Using the full range of data represented in CoTACS can allow for comparisons to be drawn between speakers from different L1 backgrounds, with a range of teaching experiences and lengths of residence in an English-speaking country. Comparisons could also be drawn between TAs teaching different class types (e.g., lecture vs. lab) and in different disciplines (e.g., math vs. communication).

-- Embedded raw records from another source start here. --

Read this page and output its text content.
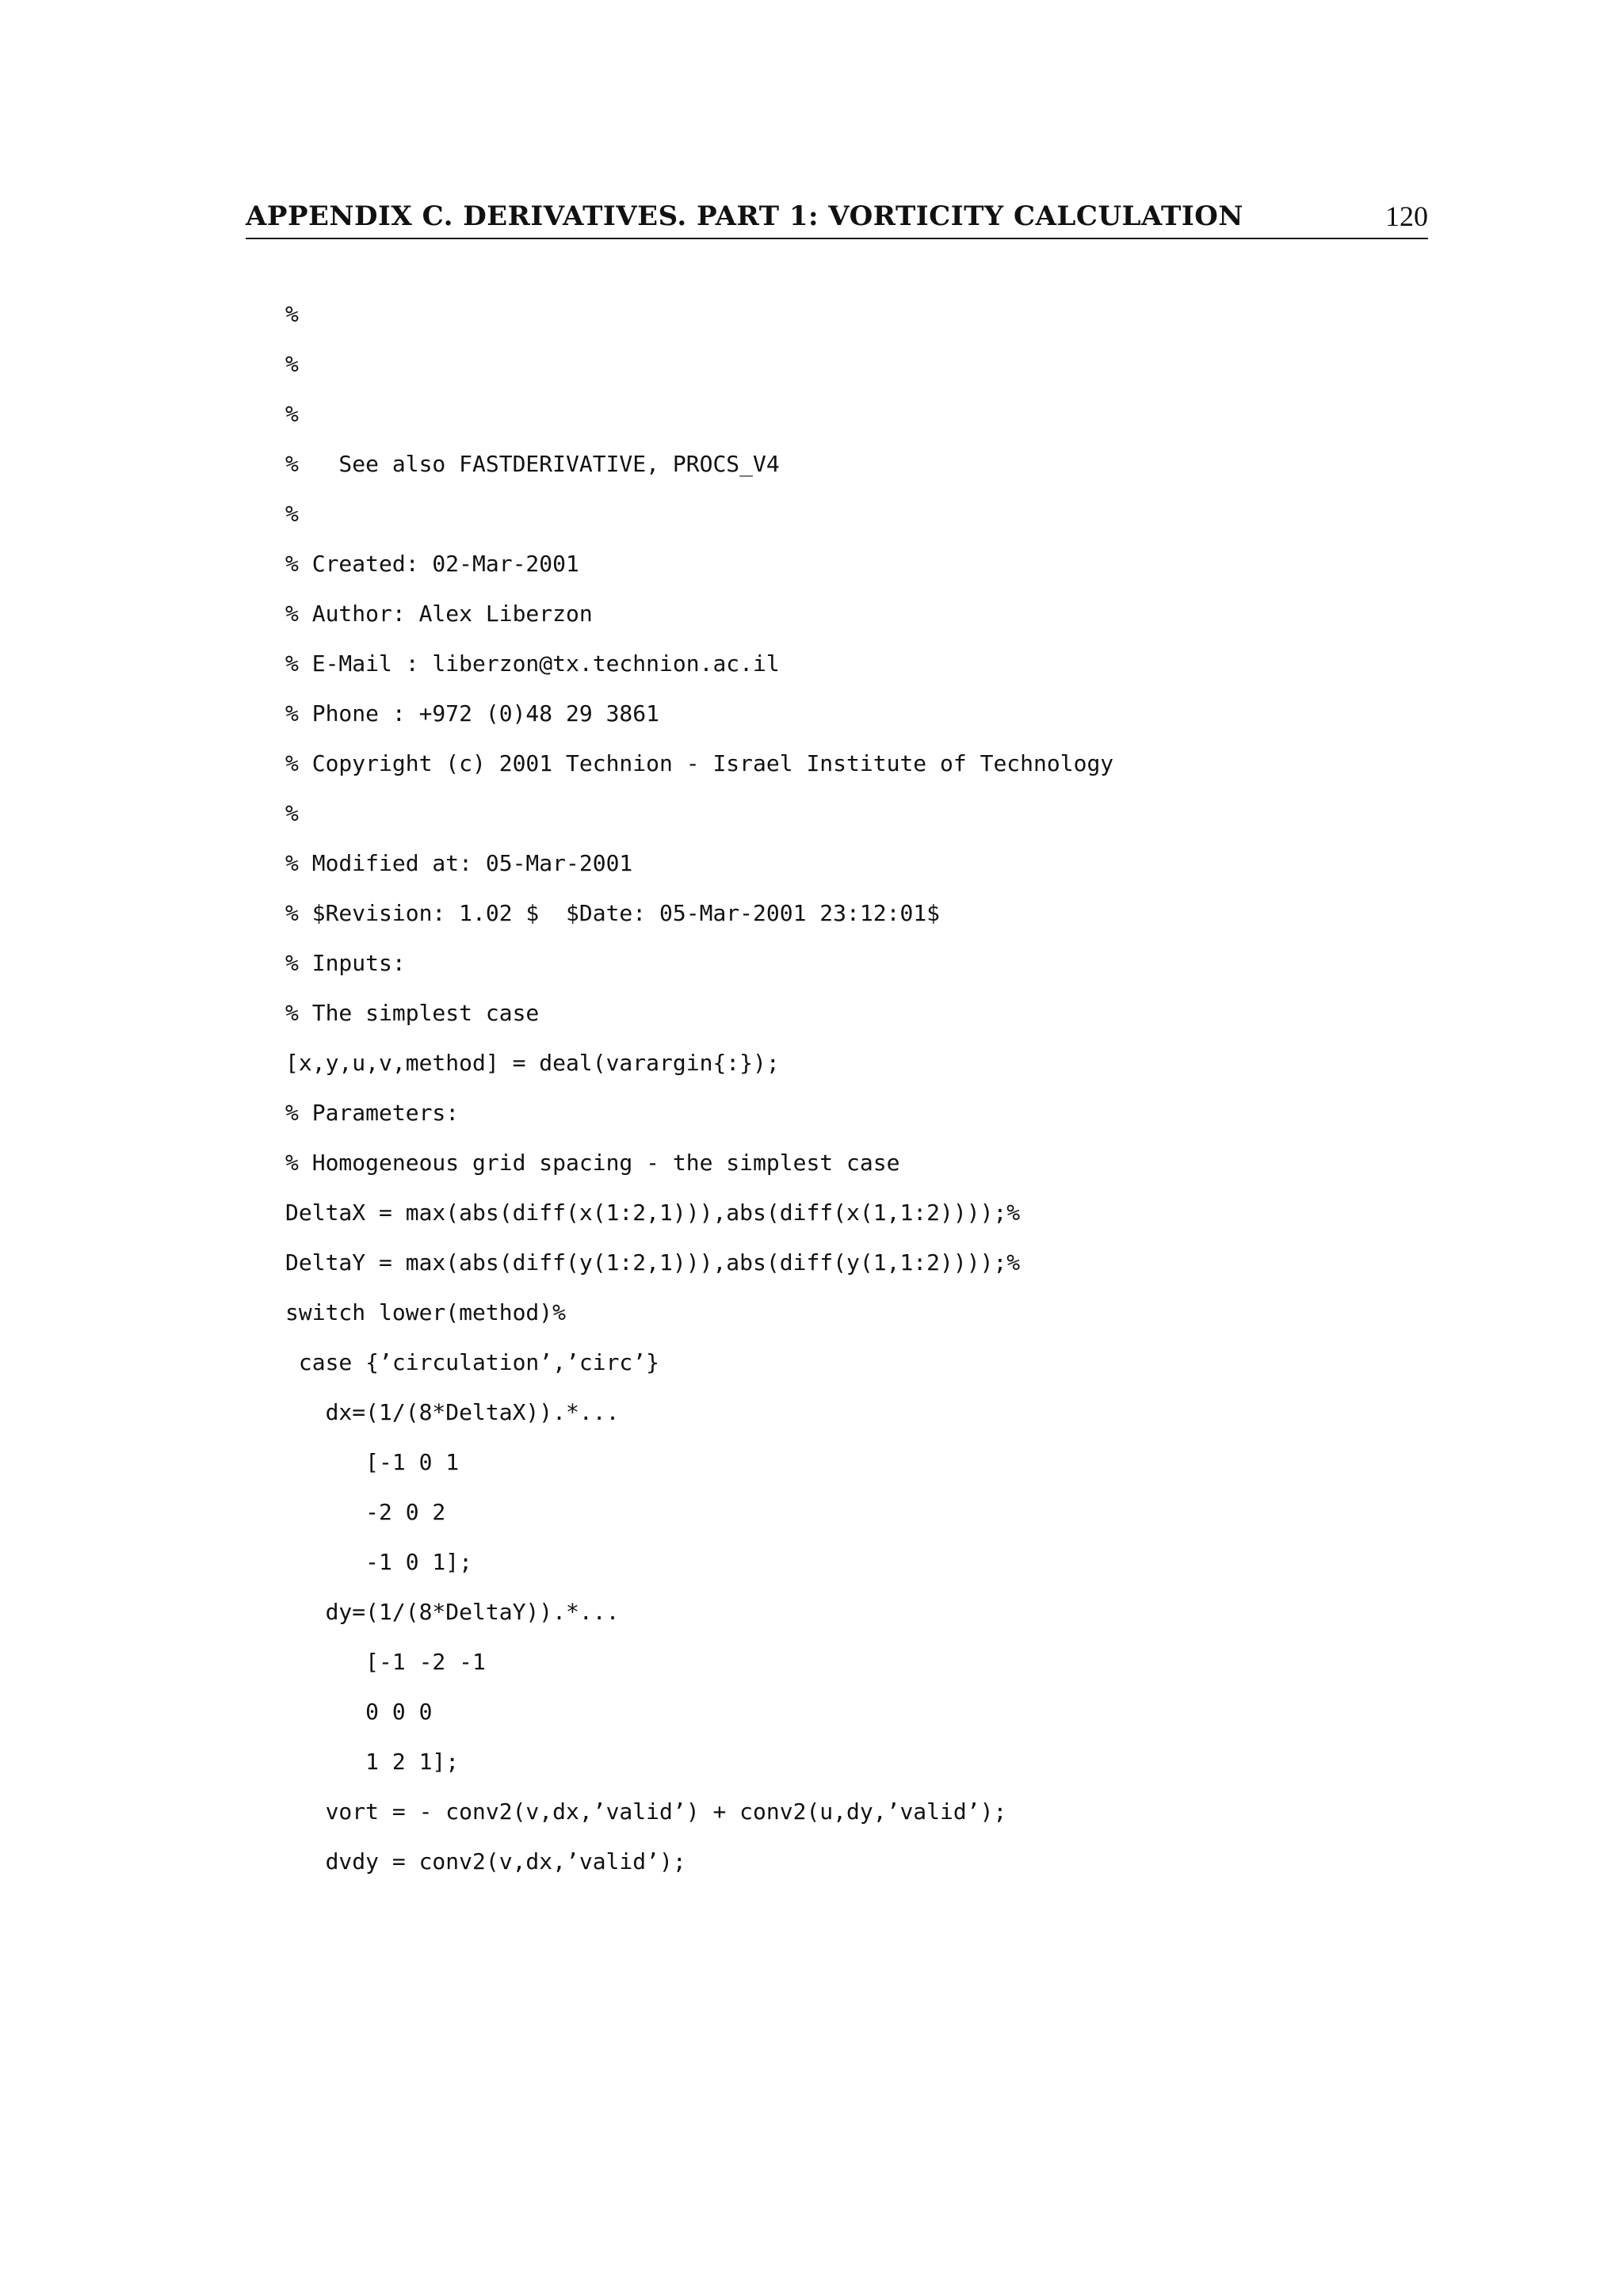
APPENDIX C. DERIVATIVES. PART 1: VORTICITY CALCULATION	120
%
%
%
%   See also FASTDERIVATIVE, PROCS_V4
%
% Created: 02-Mar-2001
% Author: Alex Liberzon
% E-Mail : liberzon@tx.technion.ac.il
% Phone : +972 (0)48 29 3861
% Copyright (c) 2001 Technion - Israel Institute of Technology
%
% Modified at: 05-Mar-2001
% $Revision: 1.02 $  $Date: 05-Mar-2001 23:12:01$
% Inputs:
% The simplest case
[x,y,u,v,method] = deal(varargin{:});
% Parameters:
% Homogeneous grid spacing - the simplest case
DeltaX = max(abs(diff(x(1:2,1))),abs(diff(x(1,1:2))));%
DeltaY = max(abs(diff(y(1:2,1))),abs(diff(y(1,1:2))));%
switch lower(method)%
case {’circulation’,’circ’}
dx=(1/(8*DeltaX)).*...
[-1 0 1
-2 0 2
-1 0 1];
dy=(1/(8*DeltaY)).*...
[-1 -2 -1
0 0 0
1 2 1];
vort = - conv2(v,dx,’valid’) + conv2(u,dy,’valid’);
dvdy = conv2(v,dx,’valid’);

CoTACS can be used by researchers in Applied Linguistics, TESOL, Discourse Analysis, Rhetoric, Phonology, and Pronunciation to study the prosodic characteristics of instructional speech by native and non-native speakers of American English. CoTACS can also be used to address questions pertaining to syntax, semantics, pragmatics, and other areas of TA speech. After downloading the corpus, you can modify or add to the annotations in the downloaded TextGrid files to best suit your needs with regard to examining the relationship between different linguistic variables.
The prosodically-annotated transcriptions along with the available accompanying audio files can be used to conduct replication studies on the prosodic characteristics of ITA speech. CoTACS data can be used to conduct other analyses of prosodic features as they relate to different linguistic and non-linguistic phenomena. For example, CoTACS can be used to investigate whether the pitch level on discourse marker like differs between native and non-native speech.
CoTACS data has been used to study how prominence placement should mark information status based on predictions of listeners’ expectations about given, new, and contrastive information (Edalatishams, 2022). Research should further examine how prominence affects listeners’ comprehension of speech, and include listener judgements of the impact of prominence (mis)placement on comprehensibility. Riesco-Bernier & Romero-Trillo (2008) found no acoustic differences between new and given information in classroom discourse; so, research can also use the audio files along with the TextGrid files in CoTACS to examine the acoustic features of ATA and ITA speech.